Akankah ini akhirnya menjadi sedikit waktu? Kita semua menghirupnya, ada yang menghargai dan menikmatinya, ada pula yang menolak dan mencelanya. Namun gagasan bahwa permasalahan yang kompleks mempunyai solusi yang sederhana merupakan komponen penting dari apa yang kita sebut populisme. Tuhan melarang saya mengambil langkah terlalu jauh: Saya tidak menyebut menteri itu populis. Tapi sepertinya virusnya sudah ada; jika tidak, saya tidak akan mengambil langkah yang lebih besar dari kaki saya.
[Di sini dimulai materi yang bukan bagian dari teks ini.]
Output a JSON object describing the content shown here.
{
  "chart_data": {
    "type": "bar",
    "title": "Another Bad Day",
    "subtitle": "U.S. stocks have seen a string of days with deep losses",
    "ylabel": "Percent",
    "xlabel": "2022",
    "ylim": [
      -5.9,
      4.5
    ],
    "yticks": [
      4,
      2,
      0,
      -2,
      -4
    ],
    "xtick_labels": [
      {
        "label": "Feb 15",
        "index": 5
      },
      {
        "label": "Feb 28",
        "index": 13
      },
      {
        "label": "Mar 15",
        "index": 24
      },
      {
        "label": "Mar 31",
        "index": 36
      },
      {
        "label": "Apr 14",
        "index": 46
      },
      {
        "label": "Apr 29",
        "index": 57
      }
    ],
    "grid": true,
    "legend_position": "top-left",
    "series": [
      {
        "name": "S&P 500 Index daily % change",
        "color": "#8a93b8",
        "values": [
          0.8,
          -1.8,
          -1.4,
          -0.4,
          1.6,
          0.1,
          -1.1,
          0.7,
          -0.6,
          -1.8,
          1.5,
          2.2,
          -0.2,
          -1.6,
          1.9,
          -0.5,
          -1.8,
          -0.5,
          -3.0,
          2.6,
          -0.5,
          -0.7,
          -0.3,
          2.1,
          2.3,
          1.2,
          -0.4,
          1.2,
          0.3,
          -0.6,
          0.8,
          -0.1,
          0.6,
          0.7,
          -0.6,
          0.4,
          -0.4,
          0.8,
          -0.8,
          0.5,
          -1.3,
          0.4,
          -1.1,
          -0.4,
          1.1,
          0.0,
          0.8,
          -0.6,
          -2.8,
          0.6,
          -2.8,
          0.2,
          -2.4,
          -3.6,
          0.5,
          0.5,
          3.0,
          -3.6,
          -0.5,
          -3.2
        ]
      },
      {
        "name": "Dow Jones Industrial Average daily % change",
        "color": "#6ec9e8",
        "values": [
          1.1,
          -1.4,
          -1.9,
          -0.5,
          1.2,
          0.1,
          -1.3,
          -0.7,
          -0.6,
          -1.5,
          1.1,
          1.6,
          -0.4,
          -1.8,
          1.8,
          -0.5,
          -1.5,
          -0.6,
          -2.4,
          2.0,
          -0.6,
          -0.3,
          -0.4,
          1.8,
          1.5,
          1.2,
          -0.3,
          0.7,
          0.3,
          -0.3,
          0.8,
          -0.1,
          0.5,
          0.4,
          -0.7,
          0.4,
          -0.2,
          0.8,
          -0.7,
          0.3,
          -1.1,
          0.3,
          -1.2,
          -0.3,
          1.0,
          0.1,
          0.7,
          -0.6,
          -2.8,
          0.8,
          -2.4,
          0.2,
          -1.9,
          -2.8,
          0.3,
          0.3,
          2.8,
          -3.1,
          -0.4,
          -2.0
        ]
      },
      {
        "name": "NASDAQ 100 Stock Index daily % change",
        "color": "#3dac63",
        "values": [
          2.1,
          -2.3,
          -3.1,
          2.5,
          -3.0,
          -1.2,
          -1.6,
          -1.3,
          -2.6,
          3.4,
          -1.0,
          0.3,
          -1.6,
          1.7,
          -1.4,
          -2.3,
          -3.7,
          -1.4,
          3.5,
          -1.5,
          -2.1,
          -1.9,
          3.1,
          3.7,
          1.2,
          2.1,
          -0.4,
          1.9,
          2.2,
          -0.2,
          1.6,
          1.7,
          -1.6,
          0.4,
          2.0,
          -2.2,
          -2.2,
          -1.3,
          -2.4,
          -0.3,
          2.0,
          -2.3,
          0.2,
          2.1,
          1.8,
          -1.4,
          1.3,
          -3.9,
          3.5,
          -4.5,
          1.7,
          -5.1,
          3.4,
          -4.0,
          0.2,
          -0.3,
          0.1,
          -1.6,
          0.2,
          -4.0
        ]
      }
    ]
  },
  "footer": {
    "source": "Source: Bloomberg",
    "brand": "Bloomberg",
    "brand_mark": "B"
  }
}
Yang mana, kata mereka, sepertinya bukan dia.

Bagaimanapun, dunia belum berubah. Tidak ada keajaiban. Masih kekurangan guru di Portugal.

Sumber

Valentina Acca
Valentina Acca is an Entertainment Reporter at Agen BRILink dan BRI, specializing in celebrity news, films and TV Shows. She earned her degree in Journalism and Media from the University of Milan, where she honed her writing and reporting skills. Valentina has covered major entertainment events and conducted interviews with industry professionals, becoming a trusted voice in International media. Her work focuses on the intersection of pop culture and entertainment trends.